本当は野球をやりたかったんだ。なんで僕が野球をやりたかったかっていうと、幼稚園児の頃に初めて観に行ったプロ野球の試合で、二塁を守ってた山下雄太選手が物凄いファインプレイをしたからなんだ。
僕もあんな風に格好良く飛んでゴロを取ってヒットをアウトにしたら気持ちいいだろうし、それを観た人達が興奮するだろうと思ったんだ。僕が山下選手のプレイを観てそうだったように。
でも、やらせてもらえなかった。野球って、結構親も駆り出されるらしい。遠方に試合に行くこともあるし。中学受験をする兄貴の世話で、それどころじゃなかったんだろう。
高校だって、自分で選べなかった。野球や吹奏楽の強豪校なんて、うちの両親が僕に行かせるわけがない。
兄貴は中学から私立なのに、僕は公立。塾だって授業料が一番安い所で、しかも中三で夏期講習しか行かせてくれなかった。兄貴には、小学校低学年から有名進学塾に通わせて家庭教師まで付けてたのにさ。
高二になる時に水泳もピアノも辞めちゃった。受験勉強を口実にね。密かな抵抗だったけれど、それはすんなり受け入れられたんだよね。

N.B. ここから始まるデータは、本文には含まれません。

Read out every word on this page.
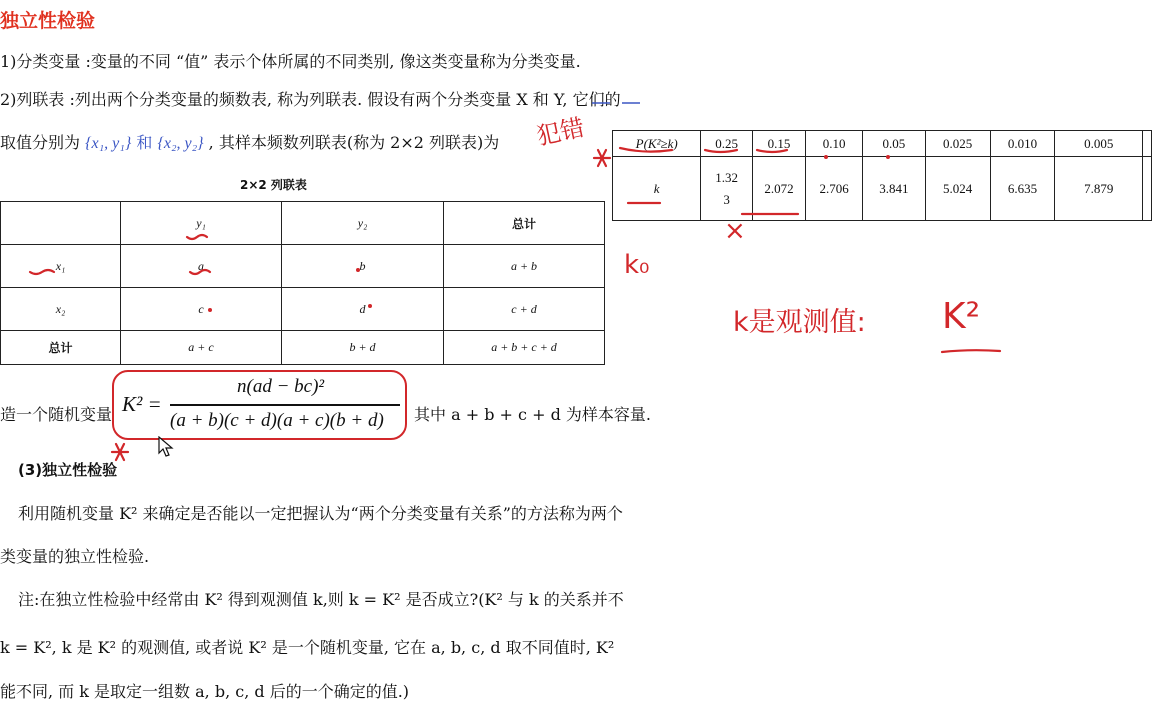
独立性检验
1)分类变量 :变量的不同 “值” 表示个体所属的不同类别, 像这类变量称为分类变量.
2)列联表 :列出两个分类变量的频数表, 称为列联表. 假设有两个分类变量 X 和 Y, 它们的
取值分别为 {x₁, y₁} 和 {x₂, y₂} , 其样本频数列联表(称为 2×2 列联表)为
2×2 列联表
	y₁	y₂	总计
x₁	a	b	a + b
x₂	c	d	c + d
总计	a + c	b + d	a + b + c + d
P(K²≥k)	0.25	0.15	0.10	0.05	0.025	0.010	0.005	
k	1.323	2.072	2.706	3.841	5.024	6.635	7.879	
造一个随机变量 K² =
n(ad − bc)²
(a + b)(c + d)(a + c)(b + d) 其中 a + b + c + d 为样本容量.
(3)独立性检验
利用随机变量 K² 来确定是否能以一定把握认为“两个分类变量有关系”的方法称为两个
类变量的独立性检验.
注:在独立性检验中经常由 K² 得到观测值 k,则 k = K² 是否成立?(K² 与 k 的关系并不
k = K², k 是 K² 的观测值, 或者说 K² 是一个随机变量, 它在 a, b, c, d 取不同值时, K²
能不同, 而 k 是取定一组数 a, b, c, d 后的一个确定的值.)
犯错
k₀
×
k是观测值: K²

母親は別に僕に音大に行かせたかったわけじゃないみたい。まあ、音大って学費が高いもんね。ただ出てれば音楽で飯が食える程、世の中甘くないわけだし。そもそも音大って受験するのにもお金が掛かるじゃない。よく知らないけど。
伯父はやたら経営学部を勧めてきたけど、自分に子供がいないからって僕に会社を継がせたいと思っていたみたいなんだ。経営者になるから経営学部って安直じゃないか。
親父は、兄貴のことしか関心がないみたいだからさ。親父と何かしたとか、何処かに連れて行ってもらったとかいう記憶がないもん。